Comment on Please Stop
hemmes@lemmy.world 8 months agoTo your edit; it was a great example, but if you say anything positive about blockchain (or Apple, or capitalism, etc) you’ll likely be heavily downvoted on Lemmy.
DaleGribble88@programming.dev 8 months ago
Yeah, I think that seems to be the case here. It just feels to weird me to have a politicized data structure.
“Remember kids, only coke-fiends and meth-heads use Binomial Heaps.”
hemmes@lemmy.world 8 months ago
Ha!
But yeah, like others have said in this post, it had a bad light cast on it due to the jpg and gif NFTs. Folks started to realize: “wait… this token just contains a link to a web server hosting a jpg file??”
Well, yes. But also the rights.
“The heck you mean ‘the rights’??”
I mean, your Drunk Monkey in Teal Color Theme artwork is yours to use, you’ve purchased the license in the form of an NFT.
“But it’s just a link that anyone could just copy!”
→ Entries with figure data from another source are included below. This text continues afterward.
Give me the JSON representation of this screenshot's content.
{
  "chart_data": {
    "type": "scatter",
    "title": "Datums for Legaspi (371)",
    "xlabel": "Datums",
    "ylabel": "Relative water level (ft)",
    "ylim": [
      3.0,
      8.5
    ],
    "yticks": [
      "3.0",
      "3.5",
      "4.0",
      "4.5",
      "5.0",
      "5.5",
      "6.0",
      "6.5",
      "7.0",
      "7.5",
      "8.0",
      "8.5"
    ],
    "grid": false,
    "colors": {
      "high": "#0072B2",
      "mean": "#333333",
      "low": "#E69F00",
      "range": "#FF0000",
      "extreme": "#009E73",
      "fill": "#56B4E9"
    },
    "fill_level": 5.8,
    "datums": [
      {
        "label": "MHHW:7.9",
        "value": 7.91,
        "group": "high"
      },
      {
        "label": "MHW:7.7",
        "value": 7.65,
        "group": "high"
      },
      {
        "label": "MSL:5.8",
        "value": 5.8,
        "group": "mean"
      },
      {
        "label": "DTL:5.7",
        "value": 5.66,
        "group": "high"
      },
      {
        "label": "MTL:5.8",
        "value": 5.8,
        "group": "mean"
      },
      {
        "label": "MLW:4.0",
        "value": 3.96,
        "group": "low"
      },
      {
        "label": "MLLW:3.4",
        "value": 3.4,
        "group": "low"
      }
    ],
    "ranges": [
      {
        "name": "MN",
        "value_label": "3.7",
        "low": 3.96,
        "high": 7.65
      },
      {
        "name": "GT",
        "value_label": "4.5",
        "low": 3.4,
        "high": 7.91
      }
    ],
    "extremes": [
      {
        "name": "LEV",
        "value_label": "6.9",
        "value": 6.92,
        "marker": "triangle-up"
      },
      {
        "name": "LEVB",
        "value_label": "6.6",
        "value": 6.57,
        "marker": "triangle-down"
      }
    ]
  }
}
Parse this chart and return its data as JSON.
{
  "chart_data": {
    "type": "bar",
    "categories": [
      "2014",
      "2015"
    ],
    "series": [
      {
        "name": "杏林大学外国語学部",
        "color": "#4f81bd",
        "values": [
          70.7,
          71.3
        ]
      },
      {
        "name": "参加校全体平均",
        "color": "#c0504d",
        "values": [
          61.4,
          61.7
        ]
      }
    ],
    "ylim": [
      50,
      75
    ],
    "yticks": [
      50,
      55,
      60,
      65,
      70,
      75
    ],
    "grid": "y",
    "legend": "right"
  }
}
Well, that would be stealing.
So NFTs in that regard are like any movie or TV show, or video game you rent or purchase. That utility may or may not seem to have any value to any one person, but it is a utility, and a pretty cool one if you ask me. But the usage, its implementation, is what matters. Whatever that usage requirement is for the individual or business, blockchain will do it well. Even if it is used to license junk.